Intratumoural heterogeneity of pulmonary adenocarcinoma challenges accurate interpretation of PD-L1 immunohistochemistry, the only indicator for successful anti-PD-L1 immunotherapy. Researchers have shown that PD-L1 evaluation needs better granularity.

Non-small cell lung cancers (NSCLC) are a heterogeneous group of tumors that differ in their histological patterns, biological behavior and molecular characteristics. Non-small cell lung cancer (NSCLC) adenocarcinomas usually demonstrate intratumoral heterogeneity reflecting the presence of various histological patterns in individually different proportions. Immunotherapy has emerged as a promising treatment modality for patients with advanced NSCLC. Immune checkpoint inhibitors targeting the programmed death ligand 1 (PD-L1) signaling pathway to reactivate suppressed immune systems are serving to improve prognosis of lung cancer patients. Checkpoint inhibitors currently approved for clinical use include the anti-PD-1 agents nivolumab and pembrolizumab and the anti-PD-L1 agents atezolizumab and avelumab. However, clinical response to checkpoint inhibitors is unpredictable and could relate to the heterogenous nature of PD-L1 expression in tumours. This study investigated immunohistochemical expression of PD-L1 and its potential for predicting the efficacy of immunotherapy in NSCLC patients.  

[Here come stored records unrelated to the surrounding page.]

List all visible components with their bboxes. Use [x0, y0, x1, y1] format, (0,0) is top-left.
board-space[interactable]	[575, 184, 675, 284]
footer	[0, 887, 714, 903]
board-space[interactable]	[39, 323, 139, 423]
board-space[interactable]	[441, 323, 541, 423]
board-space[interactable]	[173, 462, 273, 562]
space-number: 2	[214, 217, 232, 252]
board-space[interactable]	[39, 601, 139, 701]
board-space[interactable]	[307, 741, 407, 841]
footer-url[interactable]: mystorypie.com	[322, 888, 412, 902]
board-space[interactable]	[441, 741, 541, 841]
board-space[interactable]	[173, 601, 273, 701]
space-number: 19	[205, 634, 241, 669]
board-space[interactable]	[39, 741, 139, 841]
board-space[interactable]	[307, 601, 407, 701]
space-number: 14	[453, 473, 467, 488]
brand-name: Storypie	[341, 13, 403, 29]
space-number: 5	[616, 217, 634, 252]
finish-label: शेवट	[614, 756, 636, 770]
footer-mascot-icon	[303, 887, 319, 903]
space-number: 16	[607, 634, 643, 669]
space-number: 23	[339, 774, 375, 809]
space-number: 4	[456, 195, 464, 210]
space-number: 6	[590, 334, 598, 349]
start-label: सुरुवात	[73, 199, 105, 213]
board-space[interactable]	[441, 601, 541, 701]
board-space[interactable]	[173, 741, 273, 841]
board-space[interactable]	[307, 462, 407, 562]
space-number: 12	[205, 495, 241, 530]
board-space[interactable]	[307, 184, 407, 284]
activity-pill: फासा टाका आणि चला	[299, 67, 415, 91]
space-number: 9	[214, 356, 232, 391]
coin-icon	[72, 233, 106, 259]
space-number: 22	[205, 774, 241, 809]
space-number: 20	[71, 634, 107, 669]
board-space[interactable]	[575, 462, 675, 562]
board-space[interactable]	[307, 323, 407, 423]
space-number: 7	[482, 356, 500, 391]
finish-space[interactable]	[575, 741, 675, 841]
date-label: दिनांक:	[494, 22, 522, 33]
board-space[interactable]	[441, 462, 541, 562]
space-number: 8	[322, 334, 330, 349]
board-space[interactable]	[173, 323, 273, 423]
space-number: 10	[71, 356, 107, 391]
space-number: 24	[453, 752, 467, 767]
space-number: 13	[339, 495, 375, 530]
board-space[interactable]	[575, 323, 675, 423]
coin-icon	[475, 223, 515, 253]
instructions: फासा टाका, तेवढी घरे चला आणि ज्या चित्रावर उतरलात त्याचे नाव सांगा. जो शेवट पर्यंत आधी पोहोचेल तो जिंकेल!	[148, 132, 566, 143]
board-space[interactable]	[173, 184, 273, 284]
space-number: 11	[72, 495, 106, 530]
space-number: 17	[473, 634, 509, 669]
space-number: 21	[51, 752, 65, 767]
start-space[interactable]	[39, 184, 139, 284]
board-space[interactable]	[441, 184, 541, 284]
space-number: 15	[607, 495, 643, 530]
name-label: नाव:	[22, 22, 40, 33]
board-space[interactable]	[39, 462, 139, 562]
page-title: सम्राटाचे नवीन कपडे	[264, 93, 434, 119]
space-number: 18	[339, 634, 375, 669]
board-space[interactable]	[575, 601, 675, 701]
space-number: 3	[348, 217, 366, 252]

Adenocarcinomas with high intratumoural heterogeneity were categorised as ‘mixed adenocarcinomas’. PD-L1 expression was determined immunohistochemically using tumour proportion scores (TPS). In ‘mixed adenocarcinomas’ PD-L1 scores were assessed across tumour areas with specific histological patterns. Comparisons were performed between histologically distinct differentiated tumours and/or histological areas. Poorly differentiated adenocarcinomas, represented by predominantly solid or micropapillary histological patterns, showed significantly higher expression of PD-L1 than other subtypes (p<0.001). Differentiation of intraadenocarcinoma components was inversely correlated with PD-L1 expression: there were more PD-L1 positive cells in poorly differentiated areas than less differentiated (p<0.001), or than well differentiated areas (p<0.001), and in less differentiated more than well differentiated areas (p=0.001).

The authors cconcluded thst PD-L1 expression is associated with poorly differentiated morphology in adenocarcinomas with intratumoural histological heterogeneity. Consequently, a TPS approach may not account for the contribution of more aggressive tumour components with higher levels of PD-L1 expression in within the tumour. Performing spectral analyses of PD-L1 expression across tumours is likely to be more accurate.